Mittwoch, 19. Juni 2013

Dynamische Entwicklung - oder zementierte Strukturen?


Sind erst mal genügend Frauen an der "Basis", dann ergibt sich der Rest in den Führungsetagen ganz von selbst. So die gängige Argumentation von überzeugten Quotengegnern. Für manche technischen Bereiche mag diese Schlussfolgerung verfangen, ein Blick auf das Gesundheitswesen zeigt, dass hier durchaus kein Automatismus vorliegt. Die beträchtliche Zahl von MedizinerINnen und die noch beträchtlichere Zahl von PflergerINnen spiegelt sich auf den Entscheidungsebenen keineswegs wider.
Bundesgesundheitsminister Daniel Bahr verspricht Abhilfe mit dem Versorgungs-strukturgesetz und bemängelt im Interview mit der Süddeutschen Zeitung die tradierten Strukturen in Krankenhäusern, ohne allerdings konkrete Maßnahmen zur Abhilfe zu verraten. Allein auf eine demografische Entwicklung, innere Einsicht und die Vereinbarkeit-von-Familie-und-Beruf zu setzen scheint  – gelinde gesagt – optimistisch. Ohne eine deutlich höhere Anzahl an Oberärztinnen, Chefärztinnen und nicht zuletzt an Professorinnen und Dekaninnen wird sich an einer Kommunikationsform, häufig einem starren "Oben" und "Unten" geschuldet, an Arbeits-zeiten, die ein Familienleben ohne "Backoffice" (früher die sorgende Ehefrau) unmöglich machen, und an der m/w-Verteilung der wissenschaftlichen Veröffentlichungen nur sehr, sehr langsam etwas ändern.

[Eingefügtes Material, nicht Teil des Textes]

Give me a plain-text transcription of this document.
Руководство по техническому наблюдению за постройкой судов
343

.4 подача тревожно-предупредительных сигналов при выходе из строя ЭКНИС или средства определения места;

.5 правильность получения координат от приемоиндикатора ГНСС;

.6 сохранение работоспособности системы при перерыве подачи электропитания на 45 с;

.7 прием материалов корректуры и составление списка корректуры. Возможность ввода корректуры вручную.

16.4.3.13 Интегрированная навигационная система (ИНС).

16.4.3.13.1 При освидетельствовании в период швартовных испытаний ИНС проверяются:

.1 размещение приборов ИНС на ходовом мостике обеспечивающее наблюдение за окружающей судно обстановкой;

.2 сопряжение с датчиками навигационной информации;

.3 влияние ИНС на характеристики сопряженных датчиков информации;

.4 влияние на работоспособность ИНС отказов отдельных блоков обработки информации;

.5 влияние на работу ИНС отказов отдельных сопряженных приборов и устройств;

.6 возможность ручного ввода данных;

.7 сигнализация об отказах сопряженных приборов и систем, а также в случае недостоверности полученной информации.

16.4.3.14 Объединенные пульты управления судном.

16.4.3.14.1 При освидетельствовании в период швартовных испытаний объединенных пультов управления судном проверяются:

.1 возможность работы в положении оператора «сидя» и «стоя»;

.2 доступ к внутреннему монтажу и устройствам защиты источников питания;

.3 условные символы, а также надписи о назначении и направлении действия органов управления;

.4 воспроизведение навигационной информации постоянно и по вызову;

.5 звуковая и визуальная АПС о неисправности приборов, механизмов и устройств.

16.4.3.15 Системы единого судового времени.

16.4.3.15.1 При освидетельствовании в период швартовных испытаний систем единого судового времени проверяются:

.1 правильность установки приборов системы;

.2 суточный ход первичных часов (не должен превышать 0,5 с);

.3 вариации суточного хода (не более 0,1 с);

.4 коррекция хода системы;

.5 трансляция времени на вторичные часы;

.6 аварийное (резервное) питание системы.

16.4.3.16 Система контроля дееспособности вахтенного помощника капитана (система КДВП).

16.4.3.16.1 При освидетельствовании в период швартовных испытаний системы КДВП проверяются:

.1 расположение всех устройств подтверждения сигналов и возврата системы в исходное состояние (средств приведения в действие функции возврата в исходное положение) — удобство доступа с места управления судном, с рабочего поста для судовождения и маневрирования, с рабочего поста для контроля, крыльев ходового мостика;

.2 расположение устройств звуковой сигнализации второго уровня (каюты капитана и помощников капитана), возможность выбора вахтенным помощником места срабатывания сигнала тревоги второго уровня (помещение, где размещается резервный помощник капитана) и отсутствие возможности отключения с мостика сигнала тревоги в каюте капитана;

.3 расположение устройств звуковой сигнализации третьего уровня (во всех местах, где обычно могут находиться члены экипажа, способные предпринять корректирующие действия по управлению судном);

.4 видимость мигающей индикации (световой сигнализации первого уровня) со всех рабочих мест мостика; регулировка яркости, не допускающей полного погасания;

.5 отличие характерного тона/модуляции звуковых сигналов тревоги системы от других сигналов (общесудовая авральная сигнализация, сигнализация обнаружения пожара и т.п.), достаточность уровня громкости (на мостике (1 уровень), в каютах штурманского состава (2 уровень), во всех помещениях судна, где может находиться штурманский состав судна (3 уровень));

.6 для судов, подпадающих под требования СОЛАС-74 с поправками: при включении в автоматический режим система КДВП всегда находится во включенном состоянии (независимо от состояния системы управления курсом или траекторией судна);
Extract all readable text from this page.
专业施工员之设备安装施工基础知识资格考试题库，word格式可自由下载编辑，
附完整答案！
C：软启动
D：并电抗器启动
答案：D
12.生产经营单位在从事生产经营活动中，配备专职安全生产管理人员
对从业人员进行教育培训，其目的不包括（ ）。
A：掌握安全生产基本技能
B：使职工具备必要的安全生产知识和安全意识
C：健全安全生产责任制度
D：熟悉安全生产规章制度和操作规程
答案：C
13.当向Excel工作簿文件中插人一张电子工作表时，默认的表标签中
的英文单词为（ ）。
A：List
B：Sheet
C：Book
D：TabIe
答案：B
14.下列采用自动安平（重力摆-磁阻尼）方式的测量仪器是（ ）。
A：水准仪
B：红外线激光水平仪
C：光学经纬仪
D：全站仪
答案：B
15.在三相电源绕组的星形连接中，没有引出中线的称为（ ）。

Diese Bedingungen sind oft wenig attraktiv für junge Ärztinnen und auch Ärzte und mit dem angestrebten Lebensentwurf wenig kompatibel. Ein Teil der Nachwuchsmediziner entscheidet sich gleich für eine Karriere in der Wirtschaft und gegen die Versorgung. Mehr Männer als Frauen. Ein Teil widmet sich der Forschung und ein anderer Teil geht – sobald möglich – in den niedergelassenen Bereich. Cherchez la femme...! Auch hier sind es häufig Ärztinnen, die eher das "platte Land" versorgen und weniger in den lukrativen Ballungszentren zu finden sind. Möglich, dass das Versorgungsstrukturgesetz hier etwas bewirkt; aber eine bessere Vereinbarkeit von Familie und Beruf, wie sie die FDP anbietet, wird nicht genügen und verortet die familiäre Verantwortlichkeit implizit wieder bei den Frauen.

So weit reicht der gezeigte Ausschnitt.